The overall intent of this is good, but many times, people who otherwise aren't qualified or couldn't do the job get hired/promoted to just "meet the policy goal."
If they are doing it the right way they are going to be reviewing whether merit increases have been granted fairly or if certain demographic subgroups have been favored over others.
Bless your hearts.
There is a reason I refaced my statement with "If they are doing it the right way" - I don't assume they are. When done correctly, these reviews should be looking to determine whether employees of equal merit are getting equal treatment. In other words, making sure that the merit increases are in fact based on merit. When done right, they aren't about equality of outcome.
My company listed on their website that they are conducting a DEI review of the merit process. I have a feeling I understand what this means but not entirely. Does anybody know what this is all about?
Go study the Boeing Corporation website in the Careers -> Global Diversity section. They say they are specifically trying to hire more black Americans.
I'm all for hiring whoever's qualified, be they black, brown, blue, pink, orange... but these people are building and testing airplanes that are going to be flying high in the sky with hundreds of souls aboard, counting on the machine to carry them safely to their destination. You want really good people on that job.
Similarly with several major airlines that have announced they want to put more under represented minorities into pilot school. This necessarily means passing over some qualified white or Asian candidates to hire blacks, particularly black women, to meet some arbitrary definition of "diversity".
Similarly, the AAMC (medical school assoc.) is talking about eliminating the MCAT exam because not enough of a certain demographic pass it. No kidding. I've taken that exam and it is fiendish; it tests not only scientific knowledge but analytical thinking, which is key to being a good physician. Dumbing down the medical training process will kill people.

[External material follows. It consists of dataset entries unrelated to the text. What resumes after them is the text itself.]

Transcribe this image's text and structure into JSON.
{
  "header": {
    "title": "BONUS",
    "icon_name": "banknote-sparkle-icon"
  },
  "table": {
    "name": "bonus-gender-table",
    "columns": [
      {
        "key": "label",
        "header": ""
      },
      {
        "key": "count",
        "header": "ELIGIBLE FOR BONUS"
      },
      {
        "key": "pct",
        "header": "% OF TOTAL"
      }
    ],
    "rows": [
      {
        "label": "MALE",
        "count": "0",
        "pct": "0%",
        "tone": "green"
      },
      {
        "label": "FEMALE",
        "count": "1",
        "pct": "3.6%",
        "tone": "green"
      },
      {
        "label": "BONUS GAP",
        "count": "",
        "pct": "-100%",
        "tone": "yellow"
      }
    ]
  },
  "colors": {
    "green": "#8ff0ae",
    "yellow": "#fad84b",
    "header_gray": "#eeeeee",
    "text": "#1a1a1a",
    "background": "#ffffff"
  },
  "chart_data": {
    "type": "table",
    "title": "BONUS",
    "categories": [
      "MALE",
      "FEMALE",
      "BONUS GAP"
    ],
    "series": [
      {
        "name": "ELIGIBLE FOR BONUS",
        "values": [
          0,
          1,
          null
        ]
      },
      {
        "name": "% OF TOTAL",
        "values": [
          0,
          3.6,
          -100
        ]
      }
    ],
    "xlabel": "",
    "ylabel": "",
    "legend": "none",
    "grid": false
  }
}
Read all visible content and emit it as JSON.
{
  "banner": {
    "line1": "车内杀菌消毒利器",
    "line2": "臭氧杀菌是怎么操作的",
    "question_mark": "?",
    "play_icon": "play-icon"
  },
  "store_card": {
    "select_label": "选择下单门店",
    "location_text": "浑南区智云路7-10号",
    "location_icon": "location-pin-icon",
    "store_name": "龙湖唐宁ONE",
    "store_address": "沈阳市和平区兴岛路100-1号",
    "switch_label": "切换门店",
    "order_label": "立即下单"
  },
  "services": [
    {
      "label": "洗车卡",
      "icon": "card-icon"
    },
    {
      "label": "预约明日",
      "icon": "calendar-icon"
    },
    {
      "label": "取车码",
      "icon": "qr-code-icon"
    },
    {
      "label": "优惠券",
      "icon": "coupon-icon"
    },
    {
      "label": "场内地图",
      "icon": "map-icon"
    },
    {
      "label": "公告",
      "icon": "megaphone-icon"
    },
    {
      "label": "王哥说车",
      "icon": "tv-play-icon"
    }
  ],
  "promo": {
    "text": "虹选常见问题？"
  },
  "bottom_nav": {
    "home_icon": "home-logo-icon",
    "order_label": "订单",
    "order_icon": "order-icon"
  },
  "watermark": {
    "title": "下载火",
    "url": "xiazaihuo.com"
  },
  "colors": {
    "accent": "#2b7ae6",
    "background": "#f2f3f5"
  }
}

You don't get to be a doctor without a lot of hard work starting in approximately 6th grade and continuing through college. There are no short cuts. Too many kids from black communities all over the U.S. are graduating high school with barely a 6th grade aptitude in English, math, science, writing, etc. and they can't just go into a highly challenging engineering or scientific profession by magic. Life doesn't work that way. It's just wishful thinking.
This is what I would suggest, and I know this is getting dangerously close to politics rather than work and employment but I'll try to avoid that. Fix the schools and raise the standards so that smart kids of all races are challenged to high achievement. Track lower achievers to the trades, as they used to do. We need more people in the trades. For that matter, we need more people who have good STEM knowledge, ability to write and speak fluently, and can think analytically, and depressingly few American college students seem to be achieving this.
Not everyone is cut out to be a surgeon or airline pilot. We should stop with this everyone-gets-a-trophy nonsense and go back to celebrating meritorious achievement. Also many people are well suited to non-office careers and indeed they might even make more money. Frankly I wish I'd learned plumbing instead of computer programming. There's more work than plumbers out there.
This thread keeps veering off-topic. This is NOT the P&OC forum, folks. The OP asked a simple question which has been answered. Thread closed.